Insurers Swiss Life, Vaudoise Insurances, XL Insurance, Allianz Switzerland, PartnerRe and Swiss Re, as well as professional services firm PricewaterhouseCoopers and banks Raiffeisen Group Switzerland, Pictet & Cie, Sarasin and Vontobel have all signed up to the initiative.

“The aim is really to support CO2 reduction and energy efficiency projects in small and medium-sized businesses and to take advantage of existing know-how to push what should be done in climate protection,” Vincent Eckert, the foundation’s director, told swissinfo.

This includes supporting the launch of new products on the market in this area as well as specialised research and development, he added.

Funding will come from the rebate companies receive from the CO2 tax on fossil heating fuels.

The levy is part of Switzerland’s commitment to the Kyoto Protocol to reduce greenhouse gases.

CO2 levy

A tax of SFr12 ($11.7) per tonne of CO2 emitted has been charged since January 2008. The move is aimed at encouraging businesses and the public to use fossil fuels more efficiently and to invest in renewable forms of energy.

But the CO2 levy may increase to SFr24 or SFr36 if Switzerland does not meet the Kyoto goals.

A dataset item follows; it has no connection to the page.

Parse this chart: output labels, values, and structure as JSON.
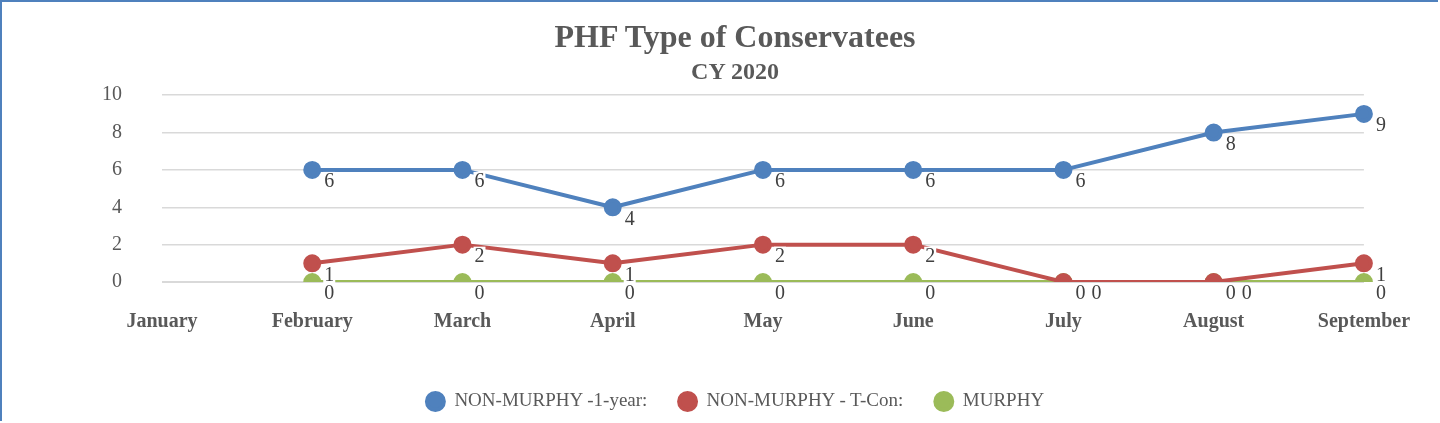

This would then double or triple the revenue of the foundation.

The tax revenue collected will be redistributed to the public as a rebate on health insurance premiums and to businesses as a percentage of wages paid.

“Through this, service industries receive much more money back, around 3-5 times more, than they have paid through the CO2 levy,” explained Eckert, who is also Swiss Re Group’s environmental manager.

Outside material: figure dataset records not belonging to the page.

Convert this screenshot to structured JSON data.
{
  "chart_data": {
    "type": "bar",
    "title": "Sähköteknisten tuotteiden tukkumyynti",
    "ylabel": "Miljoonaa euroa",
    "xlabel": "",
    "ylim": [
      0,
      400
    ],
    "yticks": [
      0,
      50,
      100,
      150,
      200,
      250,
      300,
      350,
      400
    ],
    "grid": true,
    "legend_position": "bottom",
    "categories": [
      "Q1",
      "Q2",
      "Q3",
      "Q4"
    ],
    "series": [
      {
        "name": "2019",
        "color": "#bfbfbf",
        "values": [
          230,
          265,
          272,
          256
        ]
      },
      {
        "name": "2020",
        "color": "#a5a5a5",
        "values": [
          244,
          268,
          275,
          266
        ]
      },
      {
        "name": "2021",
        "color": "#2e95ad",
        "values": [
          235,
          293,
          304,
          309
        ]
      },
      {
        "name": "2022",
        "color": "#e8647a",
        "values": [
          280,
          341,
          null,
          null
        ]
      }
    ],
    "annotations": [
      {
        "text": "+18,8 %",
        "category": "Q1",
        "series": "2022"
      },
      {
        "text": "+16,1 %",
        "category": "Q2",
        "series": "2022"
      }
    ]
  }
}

“The concept of the foundation is that the net difference between what they have paid and what they get back as a rebate is put into the foundation,” said Eckert.

Currently this is estimated at SFr1.5 million for the 11 companies.

Support for others

Eckert said that the companies, which were already very active in climate protection, wanted to put the money into supporting less active and smaller players in the economy.

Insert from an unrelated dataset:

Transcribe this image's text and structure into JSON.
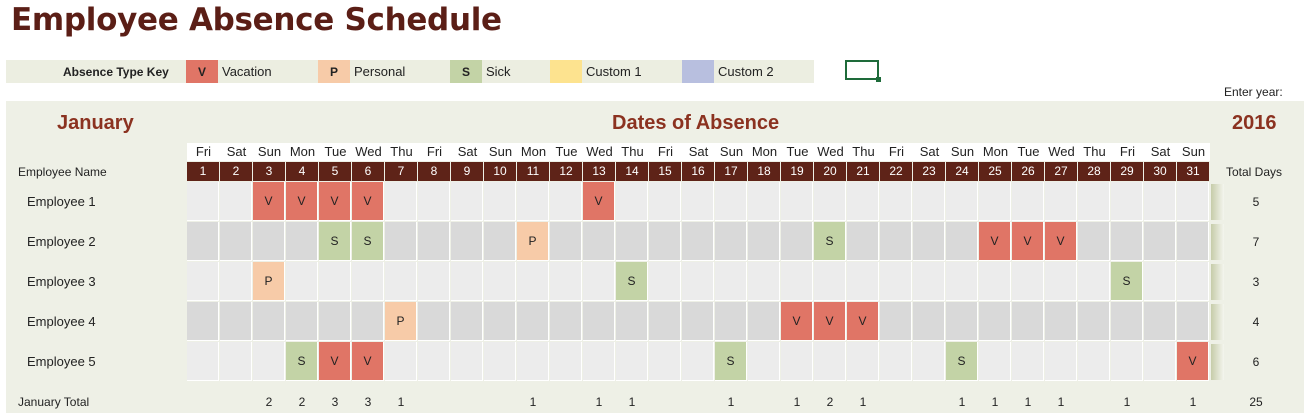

The foundation will officially start work later this year. But some funding will be available for projects before 2010, when the tax revenues collected in 2008 are redistributed.

Pierin Vincenz, head of the Raiffeisen group of banks, told reporters on Friday that he welcomed the foundation’s launch.

“It’s a very effective instrument and will help push the CO2 law further,” he said.

The initiative is countrywide and includes two companies, Pictet & Cie and Vaudoise Insurances, from the French-speaking part of Switzerland. There are plans to extend it to other service and retail firms.

Goodwill gesture

Michael Kaufmann, the deputy director of the Federal Energy Office, welcomes this private initiative.

“We think that it’s very important in Switzerland that not only do measures in climate policy come from the government but also from the private sector,” he told swissinfo at the launch.

It is also a sign that companies are aware of climate change and that it is time to “not only react but to act”, he added.

“It’s a win-win situation because these companies pay the CO2 tax and at the same time they take the responsibility to put some money into a special foundation. In this way they show goodwill,” Kaufmann said.

swissinfo, Isobel Leybold-Johnson in Zurich

The Swiss parliament ratified the Kyoto Protocol on climate change in 2003. Switzerland undertook to reduce its CO2 emissions to 10% less than 1990 levels by 2010.

Since this target cannot be met by voluntary measures alone, the government has approved additional measures: the introduction of a CO2 levy on heating fuels, the collection of a “climate cent” on motor fuels by the private sector, and tax relief on biofuels.

The government hopes that all these moves will allow it to meet its international commitments.